Stuart Scotts
- Full name: Stuart Russell Scotts
- Born: 26 February 1934 Sydney, NSW, Australia
- Died: 9 July 2020 (aged 86)
- School: Scots College, Sydney
- Notable relative: Colin Scotts (nephew)

Rugby union career
- Position: Flanker / Lock

International career
- Years: Team / Apps / (Points)
- 1957–58: Australia

= Stuart Scotts =

Stuart Russell Scotts (26 February 1934 – 9 July 2020) was an Australian international rugby union player.

Scotts was born in Sydney and educated at Scots College.

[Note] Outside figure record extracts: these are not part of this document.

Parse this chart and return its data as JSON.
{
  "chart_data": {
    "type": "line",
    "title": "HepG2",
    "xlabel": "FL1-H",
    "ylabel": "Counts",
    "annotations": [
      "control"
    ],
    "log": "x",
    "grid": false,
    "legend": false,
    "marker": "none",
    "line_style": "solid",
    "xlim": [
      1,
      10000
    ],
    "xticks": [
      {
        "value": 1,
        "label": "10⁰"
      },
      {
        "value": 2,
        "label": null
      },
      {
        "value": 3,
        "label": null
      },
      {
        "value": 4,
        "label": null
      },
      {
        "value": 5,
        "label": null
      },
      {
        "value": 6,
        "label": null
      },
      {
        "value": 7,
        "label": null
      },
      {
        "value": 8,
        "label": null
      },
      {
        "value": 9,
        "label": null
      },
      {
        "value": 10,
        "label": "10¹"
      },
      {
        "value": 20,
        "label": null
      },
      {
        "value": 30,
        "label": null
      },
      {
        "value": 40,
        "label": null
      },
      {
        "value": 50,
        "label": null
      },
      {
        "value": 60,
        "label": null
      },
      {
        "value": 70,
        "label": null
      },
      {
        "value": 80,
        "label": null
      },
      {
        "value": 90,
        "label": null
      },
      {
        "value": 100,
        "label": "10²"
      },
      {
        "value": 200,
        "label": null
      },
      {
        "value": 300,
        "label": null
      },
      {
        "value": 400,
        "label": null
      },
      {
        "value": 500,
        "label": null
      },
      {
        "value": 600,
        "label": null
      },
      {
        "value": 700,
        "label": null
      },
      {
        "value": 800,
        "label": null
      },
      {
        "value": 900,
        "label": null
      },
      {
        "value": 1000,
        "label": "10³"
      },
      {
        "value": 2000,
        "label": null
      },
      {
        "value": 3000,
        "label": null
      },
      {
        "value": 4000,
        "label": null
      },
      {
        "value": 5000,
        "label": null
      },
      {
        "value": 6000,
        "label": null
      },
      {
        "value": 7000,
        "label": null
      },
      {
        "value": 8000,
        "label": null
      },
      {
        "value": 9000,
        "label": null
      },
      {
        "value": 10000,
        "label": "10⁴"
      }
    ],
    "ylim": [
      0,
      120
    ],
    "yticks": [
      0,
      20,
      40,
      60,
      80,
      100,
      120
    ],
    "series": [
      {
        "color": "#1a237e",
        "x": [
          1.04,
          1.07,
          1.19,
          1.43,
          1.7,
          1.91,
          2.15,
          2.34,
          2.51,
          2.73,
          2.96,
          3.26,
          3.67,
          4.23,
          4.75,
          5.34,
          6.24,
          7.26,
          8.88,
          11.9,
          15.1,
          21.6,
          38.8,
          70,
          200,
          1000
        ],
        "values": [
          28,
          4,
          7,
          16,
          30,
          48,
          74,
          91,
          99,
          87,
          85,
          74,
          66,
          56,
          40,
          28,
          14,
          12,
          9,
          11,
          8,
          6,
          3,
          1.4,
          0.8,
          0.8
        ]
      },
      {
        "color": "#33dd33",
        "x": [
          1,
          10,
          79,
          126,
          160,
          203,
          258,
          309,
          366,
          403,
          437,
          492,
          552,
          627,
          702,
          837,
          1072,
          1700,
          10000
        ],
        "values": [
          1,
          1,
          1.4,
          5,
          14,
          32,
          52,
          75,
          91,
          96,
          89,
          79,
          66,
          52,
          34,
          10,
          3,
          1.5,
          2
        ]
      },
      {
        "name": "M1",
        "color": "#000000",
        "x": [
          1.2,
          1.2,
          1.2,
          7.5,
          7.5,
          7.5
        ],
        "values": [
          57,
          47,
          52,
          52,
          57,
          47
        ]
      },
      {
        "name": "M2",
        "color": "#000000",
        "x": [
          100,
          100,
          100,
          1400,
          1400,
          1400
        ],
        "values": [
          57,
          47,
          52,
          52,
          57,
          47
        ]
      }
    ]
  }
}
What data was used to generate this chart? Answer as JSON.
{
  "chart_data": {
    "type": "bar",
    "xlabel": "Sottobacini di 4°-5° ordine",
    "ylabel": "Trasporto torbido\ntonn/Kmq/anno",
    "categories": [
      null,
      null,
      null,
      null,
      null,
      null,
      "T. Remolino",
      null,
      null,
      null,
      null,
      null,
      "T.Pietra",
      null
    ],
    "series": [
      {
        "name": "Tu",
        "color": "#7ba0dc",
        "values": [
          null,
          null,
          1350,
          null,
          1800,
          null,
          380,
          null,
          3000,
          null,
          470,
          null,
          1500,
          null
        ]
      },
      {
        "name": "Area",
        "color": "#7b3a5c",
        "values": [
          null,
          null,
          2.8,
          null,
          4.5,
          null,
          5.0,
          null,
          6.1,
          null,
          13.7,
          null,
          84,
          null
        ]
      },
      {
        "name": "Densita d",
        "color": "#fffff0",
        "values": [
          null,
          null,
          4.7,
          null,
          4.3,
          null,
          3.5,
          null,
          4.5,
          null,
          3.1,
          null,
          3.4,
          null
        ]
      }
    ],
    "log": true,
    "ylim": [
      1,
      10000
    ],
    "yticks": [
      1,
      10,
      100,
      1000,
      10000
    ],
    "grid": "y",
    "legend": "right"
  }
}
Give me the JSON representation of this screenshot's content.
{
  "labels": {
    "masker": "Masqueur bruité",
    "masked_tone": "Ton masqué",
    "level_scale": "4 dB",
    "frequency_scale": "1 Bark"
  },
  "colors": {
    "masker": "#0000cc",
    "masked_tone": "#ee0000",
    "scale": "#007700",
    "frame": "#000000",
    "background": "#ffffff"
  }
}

A flanker and lock, Scotts was 18 on his first-grade debut with Eastern Suburbs and formed a successful forward partnership with Dave Emanuel. Both won Wallabies call ups for the 1957–58 tour of Britain, Ireland and France, despite Scotts having no prior state representative experience. He began the tour with a wrist fracture, stemming from a training drill in Fremantle, then injured his knee against Leinster and later had to undergo a hernia operation in London, all of which contributed to him making only three uncapped appearances. On the return home, the team stopped over in North America for a series of matches and Scotts recovered sufficiently to participate in a further three fixtures.

Scotts is the uncle of former NFL football player Colin Scotts.